= Charles Cordell =

English Roman Catholic priest

Charles Cordell (b. 5 October 1720; d. at Newcastle-on-Tyne, 26 January 1791) was an English Roman Catholic priest.

==Life==

He was the son of Charles Cordell and Hannah Darrell, of the Cordell family of Scotney Castle and Calehill, Kent. He was educated first at "Dame Alice's School", Fernyhalgh, afterwards at Douai College, where, in 1739, he began his course of philosophy.

Having been ordained priest, he left the college 10 June 1748, for England, where he served the mission at Arundel (1748–55), Rounday, in Yorkshire, the Isle of Man, and finally Newcastle upon Tyne (1765–91). In 1778 the presidency of the English college at Saint-Omer was offered to him, but he would not accept it.

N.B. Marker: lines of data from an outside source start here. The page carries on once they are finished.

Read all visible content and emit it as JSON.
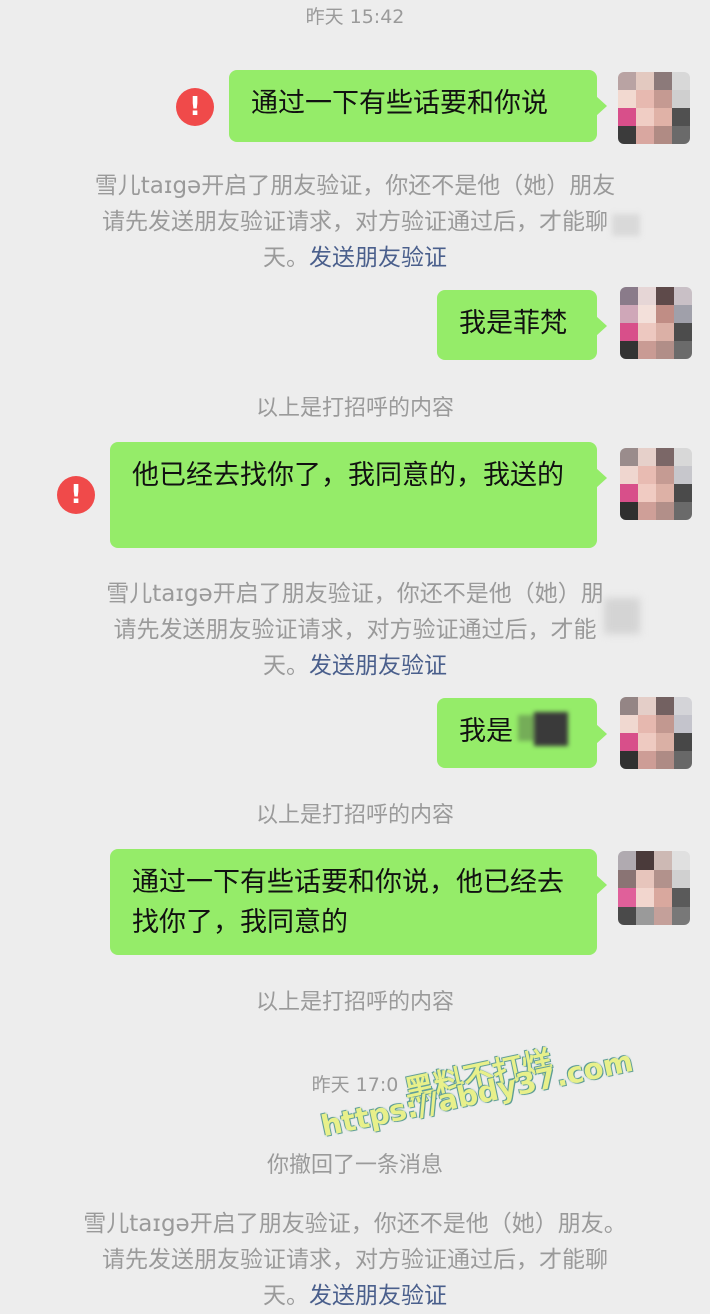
{
  "timestamps": {
    "top": "昨天 15:42",
    "second": "昨天 17:0"
  },
  "messages": [
    {
      "text": "通过一下有些话要和你说"
    },
    {
      "text": "我是菲梵"
    },
    {
      "text": "他已经去找你了，我同意的，我送的"
    },
    {
      "text": "我是"
    },
    {
      "text": "通过一下有些话要和你说，他已经去找你了，我同意的"
    }
  ],
  "error_icon": {
    "glyph": "!",
    "icon": "exclamation-icon",
    "color": "#f04a4a"
  },
  "system_notices": [
    {
      "line1": "雪儿taɪgə开启了朋友验证，你还不是他（她）朋友",
      "line2": "请先发送朋友验证请求，对方验证通过后，才能聊",
      "line3_prefix": "天。",
      "link": "发送朋友验证"
    },
    {
      "line1": "雪儿taɪgə开启了朋友验证，你还不是他（她）朋",
      "line2": "请先发送朋友验证请求，对方验证通过后，才能",
      "line3_prefix": "天。",
      "link": "发送朋友验证"
    },
    {
      "line1": "雪儿taɪgə开启了朋友验证，你还不是他（她）朋友。",
      "line2": "请先发送朋友验证请求，对方验证通过后，才能聊",
      "line3_prefix": "天。",
      "link": "发送朋友验证"
    }
  ],
  "greeting_hint": "以上是打招呼的内容",
  "recall_notice": "你撤回了一条消息",
  "watermark": {
    "line1": "黑料不打烊",
    "line2": "https://abdy37.com"
  },
  "colors": {
    "bubble": "#95ec69",
    "background": "#ededed",
    "link": "#4a5f8c"
  }
}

Cordell was known as a scholarly, book-loving man and preacher. Politically, he remained a staunch Jacobite.

==Works==

He published many translations and one original pamphlet, "A Letter to the Author of a Book called 'A Candid and Impartial Sketch of the Life and Government of Pope Clement XIV'" (1785). The translations include

- "The Divine Office for the Use of the Laity" (4 vols., Sheffield, 1763; 2d ed., 2 vols., Newcastle, 1780);
- Bergier's "Deism Self-refuted" (1775);
- Caraccioli's "Life of Pope Clement XIV" (1776); Letters of Pope Clement XIV (2 vols., 1777);
- Fronsletin's "Travels of Reason" (1781);
- Fleury's "Manners of the Christians" (1786) and "Manners of the Israelites" (1786);
- "Larger Historical Catechism" (1786); and
- "Short Historical Catechism" (1786).